A partir de cette date, la musique et la culture des Amériques ont été rebaptisées « pré » et « post » colombiennes, formant un véritable univers culturel d’une richesse incommensurable dont l’effervescente évolution se perpétue jusqu’à nos jours. Sans doute, on pourrait affirmer que la musique américaine a contribué (et continue à le faire) généreusement au patrimoine musical universel, en particulier depuis ces deux derniers siècles et à travers les genres populaires, tels que le jazz, le tango, la musique brésilienne, la salsa, la musique cubaine et vénézuélienne (pour n’en citer que quelques-uns).

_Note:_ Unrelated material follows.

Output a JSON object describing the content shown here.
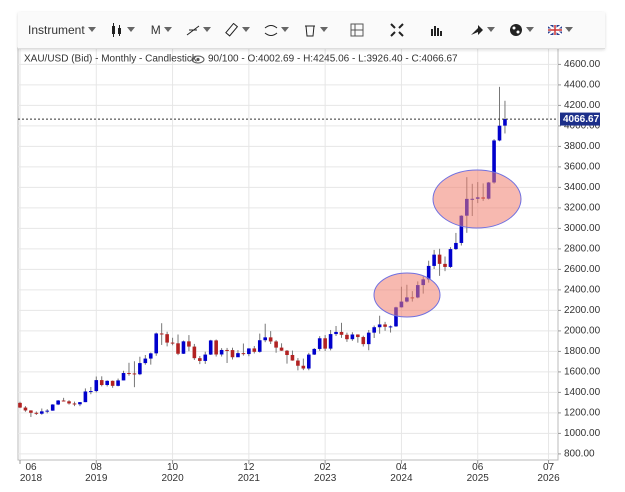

Lorsque Luis Rigou m’a proposé de monter la Misa Criolla d’Ariel Ramírez, les phrases de Galeano me sont venues à l’esprit, ainsi que d’innombrables mots isolés tels que sang, conquête, honneur, jésuite, indien, ambition, épée, barbarie ou silence. J’ai hésité à accepter la proposition mais Luis m’a finalement convaincu. Le défi était énorme. Après presque une année de réflexion et compte tenu de mon incapacité à concevoir un album sans une « histoire » ou un « argument », nous avons divisé le travail en deux parties : la Misa Criolla d’un côté et de l’autre, une série de morceaux représentant un voyage vaste et varié à travers l’histoire de la Cordillère des Andes et du plateau du Collao partagé par le Pérou, la Bolivie et le Chili : des mélodies précolombiennes, en passant par la musique populaire coloniale pour finir dans des compositions modernes inspirées des propos de Galeano. Ainsi, notre « messe indienne » parcourt un large chemin depuis les cultures précolombiennes jusqu’à la musique de notre temps, en se concentrant particulièrement sur le riche syncrétisme religieux d’Amérique latine.